Eddie Pepitone is doing two things in his current show. He’s howling with despair at the depravity and vacuity of modern living, and he’s deconstructing his own jokes. Entertaining as the show is, I’m not sure that the combination is doing him any favours. The argument about the debauched state of 21st-century America (Pepitone is a New Yorker) is forever being interrupted by self-reflexivity. And even if Pepitone never sets himself up as a crusader – he’s too misanthropic for that – the social commentary implies a moral outrage that the self-admiration tends to dissipate and undermine.
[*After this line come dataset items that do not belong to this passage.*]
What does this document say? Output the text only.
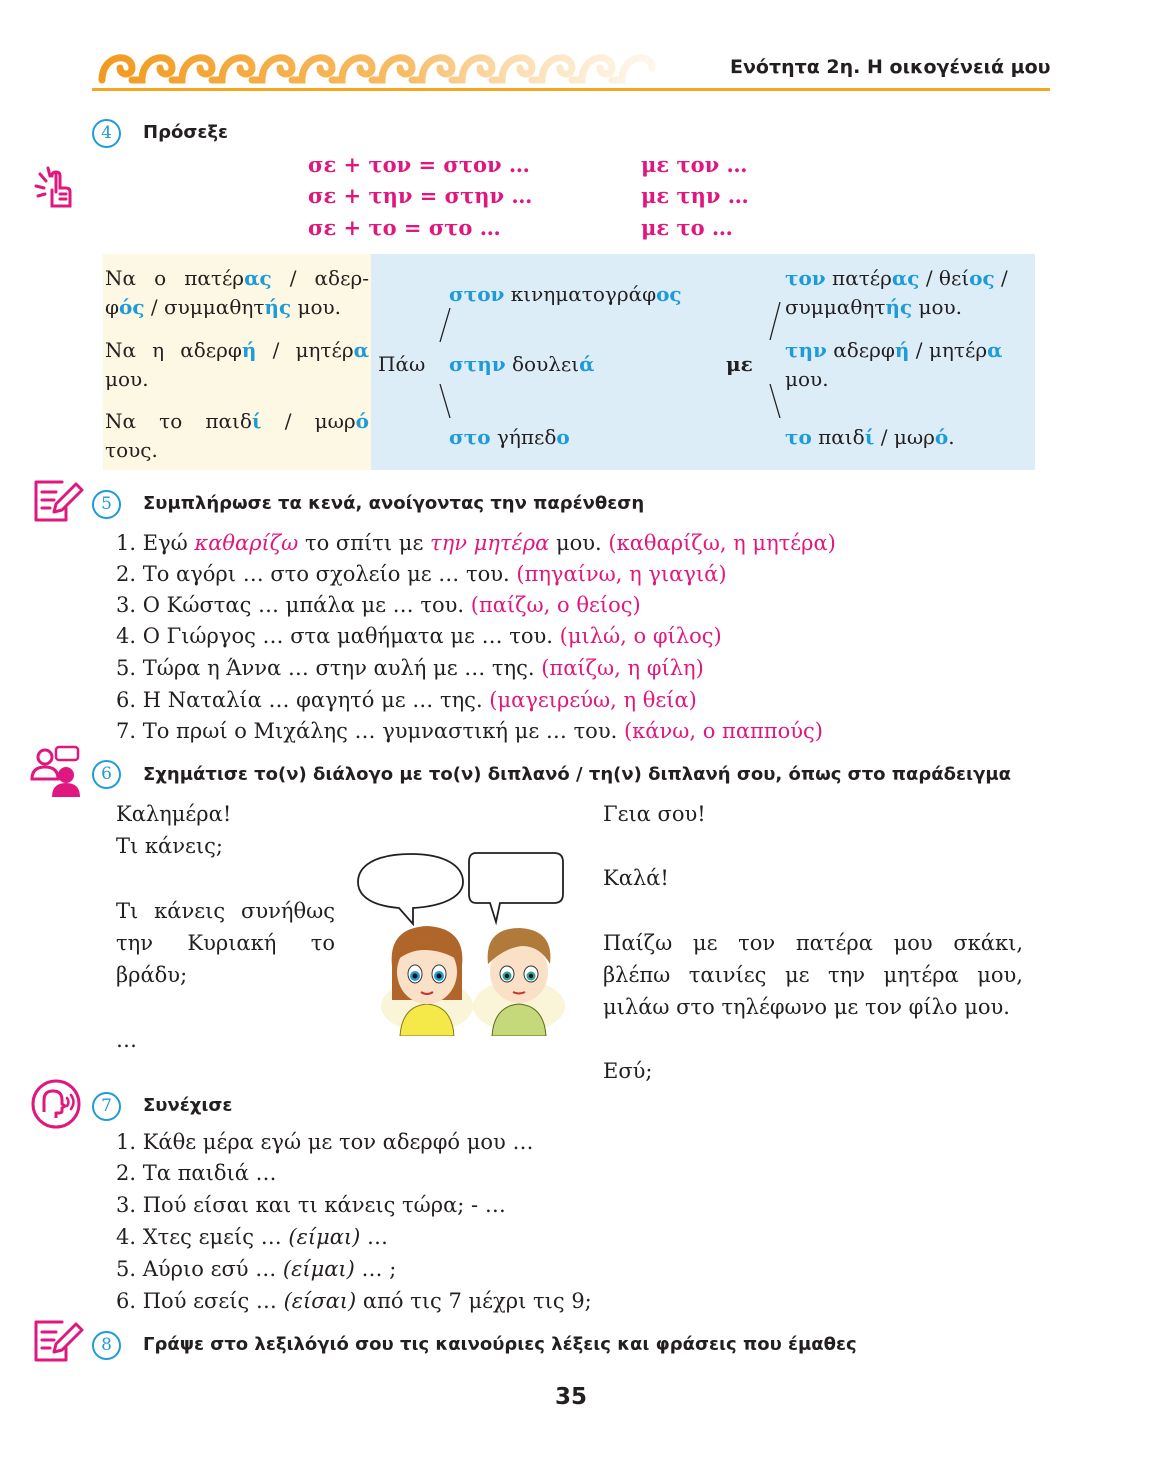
Ενότητα 2η. Η οικογένειά μου
4	Πρόσεξε
σε + τον = στον …	με τον …
σε + την = στην …	με την …
σε + το = στο …	με το …
Να ο πατέρας / αδερ-
φός / συμμαθητής μου.
Να η αδερφή / μητέρα
μου.
Να το παιδί / μωρό
τους.
Πάω
στον κινηματογράφος
στην δουλειά
στο γήπεδο
με
τον πατέρας / θείος /
συμμαθητής μου.
την αδερφή / μητέρα
μου.
το παιδί / μωρό.
5	Συμπλήρωσε τα κενά, ανοίγοντας την παρένθεση
1. Εγώ καθαρίζω το σπίτι με την μητέρα μου. (καθαρίζω, η μητέρα)
2. Το αγόρι … στο σχολείο με … του. (πηγαίνω, η γιαγιά)
3. Ο Κώστας … μπάλα με … του. (παίζω, ο θείος)
4. Ο Γιώργος … στα μαθήματα με … του. (μιλώ, ο φίλος)
5. Τώρα η Άννα … στην αυλή με … της. (παίζω, η φίλη)
6. Η Ναταλία … φαγητό με … της. (μαγειρεύω, η θεία)
7. Το πρωί ο Μιχάλης … γυμναστική με … του. (κάνω, ο παππούς)
6	Σχημάτισε το(ν) διάλογο με το(ν) διπλανό / τη(ν) διπλανή σου, όπως στο παράδειγμα
Καλημέρα!
Τι κάνεις;
Τι κάνεις συνήθως την Κυριακή το βράδυ;
…
Γεια σου!
Καλά!
Παίζω με τον πατέρα μου σκάκι, βλέπω ταινίες με την μητέρα μου, μιλάω στο τηλέφωνο με τον φίλο μου.
Εσύ;
7	Συνέχισε
1. Κάθε μέρα εγώ με τον αδερφό μου …
2. Τα παιδιά …
3. Πού είσαι και τι κάνεις τώρα; - …
4. Χτες εμείς … (είμαι) …
5. Αύριο εσύ … (είμαι) … ;
6. Πού εσείς … (είσαι) από τις 7 μέχρι τις 9;
8	Γράψε στο λεξιλόγιό σου τις καινούριες λέξεις και φράσεις που έμαθες
35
Each strand, to be fair, is funny in its own right. Pepitone is a fiftysomething, blue-collar ball of cynicism, here to tell us (strictly speaking: bark at us) about how he and his wife bond over shared hate; about how “I just love a car where you can regret your life. In comfort.” Having established himself at the dark heart of the existential abyss, Pepitone graduates to a series of lurid skits satirising mediated, corporate US culture: the “honest” BP ad in which a hostage dolphin has its brains blown out; the gameshow in which a gormless contestant must guess the price of the Iraq war.
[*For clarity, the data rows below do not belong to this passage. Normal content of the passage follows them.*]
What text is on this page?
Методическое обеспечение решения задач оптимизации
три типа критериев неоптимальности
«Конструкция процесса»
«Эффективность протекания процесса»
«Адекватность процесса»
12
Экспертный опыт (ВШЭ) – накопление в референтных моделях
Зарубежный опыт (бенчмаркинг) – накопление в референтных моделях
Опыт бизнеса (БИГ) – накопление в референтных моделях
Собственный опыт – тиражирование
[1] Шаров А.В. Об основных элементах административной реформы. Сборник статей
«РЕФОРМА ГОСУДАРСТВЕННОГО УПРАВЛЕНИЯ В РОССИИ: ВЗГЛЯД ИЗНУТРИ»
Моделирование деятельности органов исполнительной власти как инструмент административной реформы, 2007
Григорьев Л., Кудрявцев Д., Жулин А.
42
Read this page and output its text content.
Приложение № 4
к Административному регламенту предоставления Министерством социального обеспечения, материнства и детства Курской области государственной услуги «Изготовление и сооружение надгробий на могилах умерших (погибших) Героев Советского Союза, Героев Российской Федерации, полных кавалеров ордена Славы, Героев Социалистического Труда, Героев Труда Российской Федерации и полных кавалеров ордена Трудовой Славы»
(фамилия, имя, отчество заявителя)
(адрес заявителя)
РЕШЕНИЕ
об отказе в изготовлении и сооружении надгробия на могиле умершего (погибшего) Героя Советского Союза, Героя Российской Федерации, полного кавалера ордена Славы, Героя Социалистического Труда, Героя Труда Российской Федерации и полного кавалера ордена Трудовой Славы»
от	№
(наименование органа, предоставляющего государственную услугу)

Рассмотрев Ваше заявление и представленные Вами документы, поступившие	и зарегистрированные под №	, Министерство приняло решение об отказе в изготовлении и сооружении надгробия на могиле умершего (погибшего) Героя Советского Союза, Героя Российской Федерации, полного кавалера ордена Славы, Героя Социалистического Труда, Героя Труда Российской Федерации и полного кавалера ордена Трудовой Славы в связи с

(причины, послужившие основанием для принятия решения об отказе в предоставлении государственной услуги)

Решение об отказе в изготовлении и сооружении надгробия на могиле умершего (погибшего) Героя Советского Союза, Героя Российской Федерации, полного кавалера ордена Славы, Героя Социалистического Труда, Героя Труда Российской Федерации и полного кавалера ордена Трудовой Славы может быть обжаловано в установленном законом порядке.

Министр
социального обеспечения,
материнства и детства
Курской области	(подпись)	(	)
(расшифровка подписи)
These are funny mainly for the unrefined quality of Pepitone’s rage. The self-absorption’s droll too, as our host feigns satisfaction at the elegance of his comic technique (the joke being: we know he hates himself). But it’s also digressive, denying Pepitone’s thesis any chance to develop. As it is, his takedown of the smooth hypocrisy of modern life is - garishness aside - a fairly conventional one. We’re left, at least, with a series of vivid impressions, of a comic furious to scour the shine off the gaudy bauble of modern America - even if he seems quite amused at himself while he does so.